Potential Benefits (4)
  • Consumers harmed by insurer violations (e.g., overcharging, denied benefits) gain a stronger, faster path to restitution—including 8% interest—and the Commissioner can now order refunds within 30 days, improving access to justice and timely redress.

    consumer protectionPeopleRef: Sec. 1(5); Sec. 1(3)(c)
  • Enhanced enforcement tools—including cease-and-desist orders, lawsuits, and mandatory criminal referrals for penal violations—strengthen deterrence against systemic insurance fraud or bad-faith practices that harm public trust and financial security.

    Public SafetyPeopleRef: Sec. 1(2); Sec. 1(3)(a)-(d)
  • Clarified legal representation obligations for prosecutors and the Attorney General reduce jurisdictional ambiguity and improve coordination in enforcement, supporting consistent application of insurance law across counties.

    Local GovernmentLean peopleRef: Sec. 2
  • The state general fund receives fines up to $10,000 per violation, generating modest new revenue; however, this is offset by increased enforcement costs borne by state legal offices, resulting in a net fiscal neutral-to-slightly-positive effect.

    FinancialRef: Sec. 2
Potential Concerns (1)
  • Insurers may face significant financial penalties ($10,000/violation) and operational disruption (license revocation) for violations, potentially increasing compliance costs and reducing profitability—especially for smaller insurers with limited legal resources.

    Business & EmploymentPeopleRef: Sec. 1(5); Sec. 2

Who Is Most Affected

Washington consumersPositive Impact

Consumers who experience insurance violations (e.g., wrongful denial of claims, overcharging) gain a more effective and timely path to restitution and redress, especially low- and middle-income households who may lack legal resources to pursue individual claims.

Insurance companiesNegative Impact

Insurers—particularly small- and mid-sized firms—face higher compliance risks and costs due to expanded penalty authority and automatic license revocation for nonpayment of fines; large insurers may absorb costs more easily but still face reputational and operational risks.
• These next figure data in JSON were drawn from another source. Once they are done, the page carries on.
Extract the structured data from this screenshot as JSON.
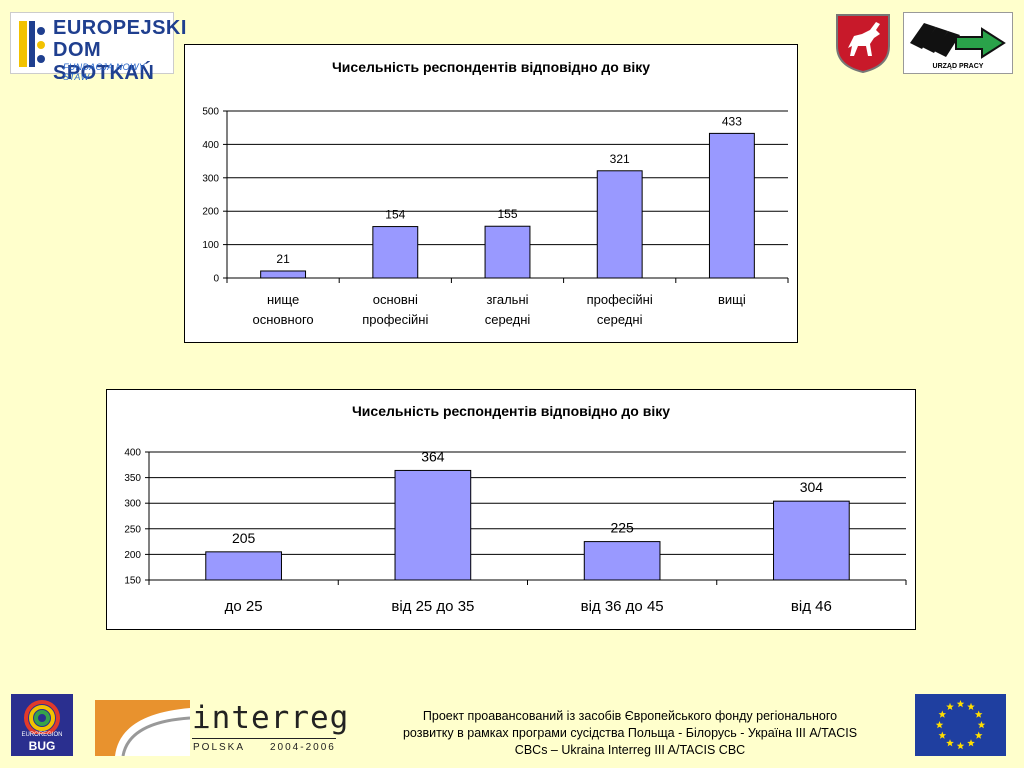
{
  "logos": {
    "eds": {
      "line1": "EUROPEJSKI",
      "line2": "DOM SPOTKAŃ",
      "line3": "FUNDACJA NOWY STAW"
    },
    "urzad": {
      "caption": "URZĄD PRACY"
    },
    "euroregion": {
      "line1": "EUROREGION",
      "line2": "BUG"
    },
    "interreg": {
      "word": "interreg",
      "polska": "POLSKA",
      "years": "2004-2006"
    }
  },
  "footer": {
    "line1": "Проект проавансований із засобів Європейського фонду регіонального",
    "line2": "розвитку в рамках програми сусідства Польща - Білорусь - Україна ІІІ A/TACIS",
    "line3": "CBCs – Ukraina Interreg III A/TACIS CBC"
  },
  "chart_data": [
    {
      "type": "bar",
      "title": "Чисельність респондентів відповідно до віку",
      "categories": [
        [
          "нище",
          "основного"
        ],
        [
          "основні",
          "професійні"
        ],
        [
          "згальні",
          "середні"
        ],
        [
          "професійні",
          "середні"
        ],
        [
          "вищі"
        ]
      ],
      "values": [
        21,
        154,
        155,
        321,
        433
      ],
      "ylim": [
        0,
        500
      ],
      "yticks": [
        0,
        100,
        200,
        300,
        400,
        500
      ],
      "grid": true,
      "bar_color": "#9999ff"
    },
    {
      "type": "bar",
      "title": "Чисельність респондентів відповідно до віку",
      "categories": [
        [
          "до 25"
        ],
        [
          "від 25 до 35"
        ],
        [
          "від 36 до 45"
        ],
        [
          "від 46"
        ]
      ],
      "values": [
        205,
        364,
        225,
        304
      ],
      "ylim": [
        150,
        400
      ],
      "yticks": [
        150,
        200,
        250,
        300,
        350,
        400
      ],
      "grid": true,
      "bar_color": "#9999ff"
    }
  ]
}
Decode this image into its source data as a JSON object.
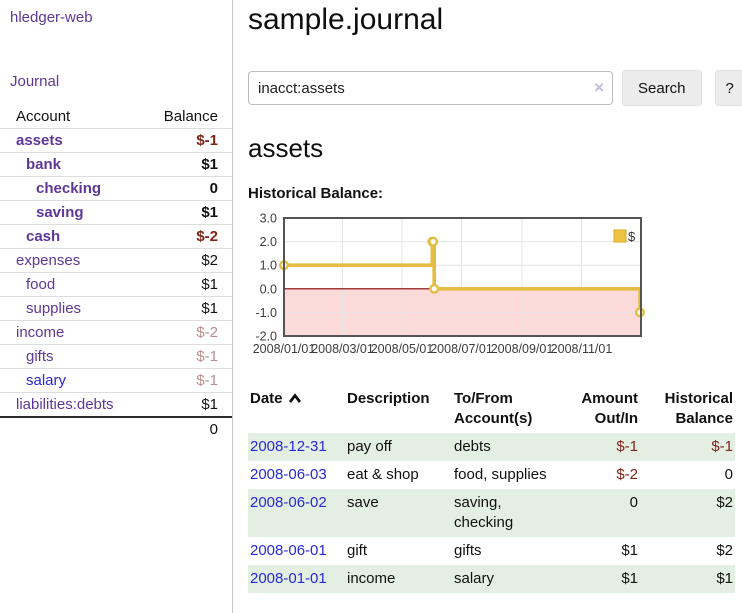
{
  "sidebar": {
    "brand": "hledger-web",
    "journal_link": "Journal",
    "accounts": {
      "header_account": "Account",
      "header_balance": "Balance",
      "rows": [
        {
          "name": "assets",
          "indent": 1,
          "bold": true,
          "balance": "$-1",
          "balance_style": "negative"
        },
        {
          "name": "bank",
          "indent": 2,
          "bold": true,
          "balance": "$1",
          "balance_style": "positive"
        },
        {
          "name": "checking",
          "indent": 3,
          "bold": true,
          "balance": "0",
          "balance_style": "positive"
        },
        {
          "name": "saving",
          "indent": 3,
          "bold": true,
          "balance": "$1",
          "balance_style": "positive"
        },
        {
          "name": "cash",
          "indent": 2,
          "bold": true,
          "balance": "$-2",
          "balance_style": "negative"
        },
        {
          "name": "expenses",
          "indent": 1,
          "bold": false,
          "balance": "$2",
          "balance_style": "positive"
        },
        {
          "name": "food",
          "indent": 2,
          "bold": false,
          "balance": "$1",
          "balance_style": "positive"
        },
        {
          "name": "supplies",
          "indent": 2,
          "bold": false,
          "balance": "$1",
          "balance_style": "positive"
        },
        {
          "name": "income",
          "indent": 1,
          "bold": false,
          "balance": "$-2",
          "balance_style": "muted-negative"
        },
        {
          "name": "gifts",
          "indent": 2,
          "bold": false,
          "balance": "$-1",
          "balance_style": "muted-negative"
        },
        {
          "name": "salary",
          "indent": 2,
          "bold": false,
          "link_style": "blue",
          "balance": "$-1",
          "balance_style": "muted-negative"
        },
        {
          "name": "liabilities:debts",
          "indent": 1,
          "bold": false,
          "balance": "$1",
          "balance_style": "positive"
        }
      ],
      "total": "0"
    }
  },
  "header": {
    "title": "sample.journal"
  },
  "search": {
    "value": "inacct:assets",
    "clear_icon": "×",
    "button_label": "Search",
    "help_label": "?"
  },
  "register": {
    "heading": "assets",
    "chart_title": "Historical Balance:"
  },
  "chart_data": {
    "type": "line",
    "step": true,
    "title": "Historical Balance",
    "x_domain": [
      "2008-01-01",
      "2009-01-01"
    ],
    "ylim": [
      -2,
      3
    ],
    "yticks": [
      {
        "value": 3,
        "label": "3.0"
      },
      {
        "value": 2,
        "label": "2.0"
      },
      {
        "value": 1,
        "label": "1.0"
      },
      {
        "value": 0,
        "label": "0.0"
      },
      {
        "value": -1,
        "label": "-1.0"
      },
      {
        "value": -2,
        "label": "-2.0"
      }
    ],
    "xticks": [
      {
        "date": "2008-01-01",
        "label": "2008/01/01"
      },
      {
        "date": "2008-03-01",
        "label": "2008/03/01"
      },
      {
        "date": "2008-05-01",
        "label": "2008/05/01"
      },
      {
        "date": "2008-07-01",
        "label": "2008/07/01"
      },
      {
        "date": "2008-09-01",
        "label": "2008/09/01"
      },
      {
        "date": "2008-11-01",
        "label": "2008/11/01"
      }
    ],
    "series": [
      {
        "name": "$",
        "color": "#e4be43",
        "marker": "open-circle",
        "points": [
          [
            "2008-01-01",
            1
          ],
          [
            "2008-06-01",
            2
          ],
          [
            "2008-06-02",
            2
          ],
          [
            "2008-06-03",
            0
          ],
          [
            "2008-12-31",
            -1
          ]
        ]
      }
    ],
    "legend": {
      "position": "top-right",
      "entries": [
        {
          "label": "$",
          "color": "#edc240"
        }
      ]
    },
    "grid": true,
    "grid_color": "#e4e4e4",
    "negative_fill": "#fcdada",
    "zero_line_color": "#8b0000",
    "border_color": "#545454",
    "tick_text_color": "#3c3c3c"
  },
  "table": {
    "columns": [
      {
        "label": "Date",
        "align": "left",
        "sorted": "asc"
      },
      {
        "label": "Description",
        "align": "left"
      },
      {
        "label": "To/From Account(s)",
        "align": "left"
      },
      {
        "label": "Amount Out/In",
        "align": "right"
      },
      {
        "label": "Historical Balance",
        "align": "right"
      }
    ],
    "rows": [
      {
        "date": "2008-12-31",
        "description": "pay off",
        "accounts": "debts",
        "amount": "$-1",
        "amount_style": "negative",
        "balance": "$-1",
        "balance_style": "negative",
        "shaded": true
      },
      {
        "date": "2008-06-03",
        "description": "eat & shop",
        "accounts": "food, supplies",
        "amount": "$-2",
        "amount_style": "negative",
        "balance": "0",
        "balance_style": "positive",
        "shaded": false
      },
      {
        "date": "2008-06-02",
        "description": "save",
        "accounts": "saving, checking",
        "amount": "0",
        "amount_style": "positive",
        "balance": "$2",
        "balance_style": "positive",
        "shaded": true
      },
      {
        "date": "2008-06-01",
        "description": "gift",
        "accounts": "gifts",
        "amount": "$1",
        "amount_style": "positive",
        "balance": "$2",
        "balance_style": "positive",
        "shaded": false
      },
      {
        "date": "2008-01-01",
        "description": "income",
        "accounts": "salary",
        "amount": "$1",
        "amount_style": "positive",
        "balance": "$1",
        "balance_style": "positive",
        "shaded": true
      }
    ]
  },
  "colors": {
    "link_purple": "#5e3799",
    "link_blue": "#2828dc",
    "negative": "#82231a",
    "muted_negative": "#bb8e8e",
    "row_green": "#e3efe2",
    "accent_yellow": "#edc240"
  }
}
Prosecutors and the Attorney GeneralMixed Impact

Prosecutors and the Attorney General gain clearer statutory mandates to support enforcement actions, reducing legal uncertainty—but may face increased workload without additional funding, straining already limited resources.

State of WashingtonMixed Impact

The state benefits from increased fine revenue and stronger consumer protection, but must allocate resources to support the Commissioner’s enforcement capacity and legal representation, potentially diverting funds from other priorities.